Devam ediyorum düşlemeye. Kulübenin dışında bir mangal… Mangalın başında süper yakışıklı (😂), süper romantik (😳), süper kibar (🙄) bir adam, elinde şarabı bize leziz bir et pişirmekle meşgul. Ben de yanında kıkır kıkır ve mutlu 🙃 İşte tam romantik komedi tadında bir kare 🤩

Bu günün sabahına dönelim.

Bu hayal ötesi adamın çiçekleriyle başlamış olsun gün. Bu noktada kırmızı gül klişesine bağlı kalacağım. Yalnız gonca değil güller, böyle kocaman açmış, koyu kırmızısı, kadifemsi Mister Lincoln’ler seçmiş, bir gül profesörü de olduğu anlaşılan süper akıllı sevgilim 😁 Elbette ben de, bir feminist olarak sabah ona sürpriz yapmayı ihmal etmiş olamam. Bir kitap kahramanını andıran bu adam ofisinde tarafımdan yollanmış çiçeklerle karşılanmıştır kesinlikle. Ne mi tercih ederdim çiçek olarak? Kesin şu yenebilenlerden yana olurdu seçimim çünkü erkekler yarar sağlamayan herşeyi anlamsız buluyor 😝 Bu hayali sevgili bile, o kadar da üstün bir varlık olmadığından farklı düşünüyor olamaz. Bu yüzden çikolata ve keklerden yapılmış çiçeklerden yollardım işte 😐

Çiçekler aşağı yukarı aynı saatlerde ikimizin de elinde olur. Elbette o benden önce davranıp beni arar ve muhteşem sevgilisine (ben oluyorum o muhteşem 😝) teşekkür ettikten sonra akşamı nerede geçirmemizi planladığını bana detaylıca anlatır. Çünkü beni çok iyi tanıyor, nereye gideceğimi bilmeden giyinemeyeceğimi, bu yüzden stres olacağımı da çok iyi bildiğinden, sürpriz organizasyon saçmalığına girmeden bana bizi nasıl bir gece beklediğini anlatır tabii ki.

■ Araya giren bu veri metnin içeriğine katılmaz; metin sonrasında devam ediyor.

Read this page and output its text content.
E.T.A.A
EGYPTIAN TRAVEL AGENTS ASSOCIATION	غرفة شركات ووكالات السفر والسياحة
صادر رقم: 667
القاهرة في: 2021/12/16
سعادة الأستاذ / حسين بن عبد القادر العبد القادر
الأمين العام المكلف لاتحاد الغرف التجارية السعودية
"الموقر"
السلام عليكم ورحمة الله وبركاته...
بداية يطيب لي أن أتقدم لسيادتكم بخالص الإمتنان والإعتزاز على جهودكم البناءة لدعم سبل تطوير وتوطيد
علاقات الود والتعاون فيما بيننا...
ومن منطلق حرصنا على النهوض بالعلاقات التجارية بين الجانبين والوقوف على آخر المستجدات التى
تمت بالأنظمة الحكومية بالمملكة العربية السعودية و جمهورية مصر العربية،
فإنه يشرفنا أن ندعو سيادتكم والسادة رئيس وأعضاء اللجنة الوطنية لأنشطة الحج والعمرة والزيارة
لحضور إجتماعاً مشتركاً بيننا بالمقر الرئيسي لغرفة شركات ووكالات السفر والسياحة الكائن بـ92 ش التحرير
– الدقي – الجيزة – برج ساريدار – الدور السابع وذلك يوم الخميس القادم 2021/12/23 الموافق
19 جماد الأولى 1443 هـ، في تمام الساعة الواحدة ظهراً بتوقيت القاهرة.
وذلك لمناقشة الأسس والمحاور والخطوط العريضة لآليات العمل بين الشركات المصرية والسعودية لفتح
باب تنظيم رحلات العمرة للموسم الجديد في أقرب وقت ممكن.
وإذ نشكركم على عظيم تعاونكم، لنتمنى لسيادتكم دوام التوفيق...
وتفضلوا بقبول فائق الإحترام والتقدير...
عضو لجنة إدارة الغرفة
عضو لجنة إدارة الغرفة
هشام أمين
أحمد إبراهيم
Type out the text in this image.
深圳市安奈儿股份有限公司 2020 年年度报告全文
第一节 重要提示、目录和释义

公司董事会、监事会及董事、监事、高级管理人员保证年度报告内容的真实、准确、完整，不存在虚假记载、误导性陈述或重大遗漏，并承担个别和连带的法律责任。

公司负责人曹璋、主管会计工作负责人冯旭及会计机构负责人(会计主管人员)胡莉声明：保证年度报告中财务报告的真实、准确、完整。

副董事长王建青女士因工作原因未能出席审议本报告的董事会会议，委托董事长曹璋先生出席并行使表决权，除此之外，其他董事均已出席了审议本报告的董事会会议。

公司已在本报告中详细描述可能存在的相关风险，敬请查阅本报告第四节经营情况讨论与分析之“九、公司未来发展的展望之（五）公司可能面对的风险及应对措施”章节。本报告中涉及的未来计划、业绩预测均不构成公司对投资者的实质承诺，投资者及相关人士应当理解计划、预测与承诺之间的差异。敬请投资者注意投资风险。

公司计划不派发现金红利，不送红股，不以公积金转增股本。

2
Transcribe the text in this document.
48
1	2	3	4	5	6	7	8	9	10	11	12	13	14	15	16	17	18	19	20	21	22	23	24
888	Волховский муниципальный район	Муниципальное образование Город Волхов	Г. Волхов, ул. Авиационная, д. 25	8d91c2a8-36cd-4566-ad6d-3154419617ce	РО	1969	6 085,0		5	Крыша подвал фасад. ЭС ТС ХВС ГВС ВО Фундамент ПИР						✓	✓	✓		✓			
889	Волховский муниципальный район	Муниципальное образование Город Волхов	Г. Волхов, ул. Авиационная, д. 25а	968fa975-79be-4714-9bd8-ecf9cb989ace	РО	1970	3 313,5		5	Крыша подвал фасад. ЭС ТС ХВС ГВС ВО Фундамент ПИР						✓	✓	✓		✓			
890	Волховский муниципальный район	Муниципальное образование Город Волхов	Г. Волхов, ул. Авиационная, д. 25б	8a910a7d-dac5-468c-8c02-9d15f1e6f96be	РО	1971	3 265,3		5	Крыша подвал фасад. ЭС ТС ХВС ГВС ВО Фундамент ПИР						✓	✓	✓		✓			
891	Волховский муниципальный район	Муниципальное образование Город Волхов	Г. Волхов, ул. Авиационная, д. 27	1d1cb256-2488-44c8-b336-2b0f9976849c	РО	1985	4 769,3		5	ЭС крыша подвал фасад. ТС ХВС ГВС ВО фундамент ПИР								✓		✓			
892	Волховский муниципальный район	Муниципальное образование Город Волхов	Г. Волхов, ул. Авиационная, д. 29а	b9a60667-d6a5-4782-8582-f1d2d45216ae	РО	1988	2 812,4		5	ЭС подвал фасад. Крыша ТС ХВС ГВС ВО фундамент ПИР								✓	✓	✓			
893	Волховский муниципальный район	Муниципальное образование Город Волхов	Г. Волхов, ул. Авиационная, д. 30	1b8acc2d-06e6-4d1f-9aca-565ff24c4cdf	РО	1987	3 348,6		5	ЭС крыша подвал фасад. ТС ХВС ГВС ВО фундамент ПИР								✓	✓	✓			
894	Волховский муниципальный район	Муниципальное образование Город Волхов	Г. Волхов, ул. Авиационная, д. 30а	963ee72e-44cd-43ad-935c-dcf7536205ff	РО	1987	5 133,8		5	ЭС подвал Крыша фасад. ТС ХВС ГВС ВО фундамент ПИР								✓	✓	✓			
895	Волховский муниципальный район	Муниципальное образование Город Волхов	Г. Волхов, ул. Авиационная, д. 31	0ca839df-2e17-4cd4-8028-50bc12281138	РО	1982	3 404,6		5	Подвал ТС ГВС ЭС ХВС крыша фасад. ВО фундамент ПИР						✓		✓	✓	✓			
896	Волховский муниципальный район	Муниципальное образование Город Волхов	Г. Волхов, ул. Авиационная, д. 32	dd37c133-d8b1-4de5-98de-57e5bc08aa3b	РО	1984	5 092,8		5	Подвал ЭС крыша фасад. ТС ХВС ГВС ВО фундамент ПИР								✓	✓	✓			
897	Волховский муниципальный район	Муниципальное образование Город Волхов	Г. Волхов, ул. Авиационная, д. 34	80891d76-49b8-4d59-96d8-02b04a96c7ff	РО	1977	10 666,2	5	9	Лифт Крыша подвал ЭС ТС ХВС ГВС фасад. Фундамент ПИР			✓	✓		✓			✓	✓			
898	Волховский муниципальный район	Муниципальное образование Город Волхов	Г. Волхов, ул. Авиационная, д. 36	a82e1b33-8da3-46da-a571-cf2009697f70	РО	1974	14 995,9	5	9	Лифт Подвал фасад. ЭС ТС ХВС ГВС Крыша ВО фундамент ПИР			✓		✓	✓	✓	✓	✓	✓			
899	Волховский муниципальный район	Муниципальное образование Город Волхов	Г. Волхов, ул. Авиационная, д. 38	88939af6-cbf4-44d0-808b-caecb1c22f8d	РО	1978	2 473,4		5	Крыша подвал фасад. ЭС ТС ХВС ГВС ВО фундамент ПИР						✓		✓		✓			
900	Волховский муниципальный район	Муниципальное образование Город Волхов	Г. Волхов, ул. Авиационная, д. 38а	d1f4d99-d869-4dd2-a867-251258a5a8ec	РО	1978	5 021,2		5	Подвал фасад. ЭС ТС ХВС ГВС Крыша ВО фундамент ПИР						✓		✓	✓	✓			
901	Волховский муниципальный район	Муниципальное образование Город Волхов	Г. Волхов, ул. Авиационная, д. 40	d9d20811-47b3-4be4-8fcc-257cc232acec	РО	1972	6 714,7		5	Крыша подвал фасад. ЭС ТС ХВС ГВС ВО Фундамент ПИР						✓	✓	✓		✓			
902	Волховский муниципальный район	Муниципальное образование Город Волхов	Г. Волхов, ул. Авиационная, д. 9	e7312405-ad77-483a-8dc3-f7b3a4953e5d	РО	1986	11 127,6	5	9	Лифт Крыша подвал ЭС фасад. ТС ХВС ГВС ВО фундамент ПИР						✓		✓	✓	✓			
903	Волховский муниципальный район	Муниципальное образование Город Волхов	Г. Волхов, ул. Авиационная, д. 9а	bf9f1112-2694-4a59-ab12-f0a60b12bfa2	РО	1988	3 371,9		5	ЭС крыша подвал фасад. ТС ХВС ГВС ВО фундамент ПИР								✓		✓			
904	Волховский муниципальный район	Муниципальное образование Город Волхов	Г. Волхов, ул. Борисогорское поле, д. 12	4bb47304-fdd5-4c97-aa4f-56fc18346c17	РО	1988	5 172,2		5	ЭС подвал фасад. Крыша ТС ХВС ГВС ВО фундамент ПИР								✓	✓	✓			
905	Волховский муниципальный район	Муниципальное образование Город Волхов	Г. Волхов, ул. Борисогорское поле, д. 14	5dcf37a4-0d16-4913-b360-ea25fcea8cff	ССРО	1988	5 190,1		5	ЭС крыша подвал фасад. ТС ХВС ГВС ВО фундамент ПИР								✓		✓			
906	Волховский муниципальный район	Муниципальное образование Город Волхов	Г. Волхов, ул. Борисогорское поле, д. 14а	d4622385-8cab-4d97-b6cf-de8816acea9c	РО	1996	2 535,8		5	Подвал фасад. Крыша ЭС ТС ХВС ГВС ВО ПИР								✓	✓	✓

Ne tatlı adam değil mi 😍 Allah hepimize bu modelden birer tane nasip etsin 🙃

Neyse gün koşturmayla bittikten sonra akşam üzeri beni evden alır. Bu gün biraz erken bırakırız çalışmayı çünkü gittiğimiz yerde gün batımını kaçırmak istemeyiz.

Böylece mangal başındaki ana geri geldik. Ayağım altında karlar, karşımda harika bir adam, gökyüzünde gün batımı ve elimde bir kadeh şarap. Bundan daha güzel bir Sevgililer Günü yok benim için…

Hayali bırak Didem, dünyaya dön 😩

Sevgililer gününde gerçekten yaşadıklarıma gelince, Mister Lincoln’leri kendi kendime yolladım çünkü yukarda anlattığım gibi bir adam yok 😂 Çocuklarım ve ben varım. Biliyor musunuz bu da fazlasıyla yeterli aslında…

Sevgi hep etrafınızda olsun. İlla bir erkeğe gerek yok sevildiğinizi hissetmek için. Evlat, anne, baba, dost, aile… Sahip olduklarımız hayalini kurduklarımızdan çok daha değerli.

 
Not: Sevgililer Günü ile ilgili okumaya devam etmek isterseniz sitemiz yazarlarından Gönül Verim’in Sevgililer Gününden önce kaleme aldığı yazısı ile Didem Elif‘in Sevgililer Günü kaleme aldığı Sen Bir Kadını Sevdin mi Hiç? yazıları da ilginizi çekebilir.

Didem Çelebi Özkan

BEĞENEBİLECEĞİNİZ İÇERİKLER

4 YORUMLAR

  • Yanıtla Sabahat Karakaşlılar 19 Şubat 2018 at 12:18

    Günaydın 😍
     
    Benim de aklımdan, gönlümden çok şeyler söylemek, yazmak geçti ancak tek bir emoji işimi görsün istedim 🔮
     
    Sevgiler 🌈☀️🍀❤️

    • Yanıtla Didem Elif 20 Şubat 2018 at 09:29

      Erkeklerin odun, kadınların cadı 😉 ay pardon erkeklerin Mars’tan kadınların Venüs’ten olduğunun ezici hatta üzücü bilgisiyle, Bir Amerikan Rüyası tadında olmuş. Bir Sevgililer Günü Rüyası… 😂 Okuması ve hayal etmesi keyifliydi, kimbilir yaşaması nasıl bir şey olur. 😉😍💛

  • Yanıtla Hande Sönmezerler Sinan 20 Şubat 2018 at 10:30

    Hahahah biz evdeydik ve bir rutini kırdık; kocam o akşam eve erken gelebildi ve uzun zamandır birlikte film seyredemiyorduk; Loving adlı harika bir film seyrettik. Ne çiçek, ne özel yemek vardı, sade bir şekilde biz bizeydik.
     
    Tibet klasik robot yaptı; filmi kendince yorumladı, o kadar hoşuna gitti ki anlatamam. Film 1950’lerde geçiyor ve siyah & beyaz bir çiftin hukuk savaşını anlatıyor. Oğluş safiyane “Herkes birbirini sevebilir, ne var bunda?” diye yorumladı; açıkçası bu da bizim sevgililer günü kazanımımız oldu :))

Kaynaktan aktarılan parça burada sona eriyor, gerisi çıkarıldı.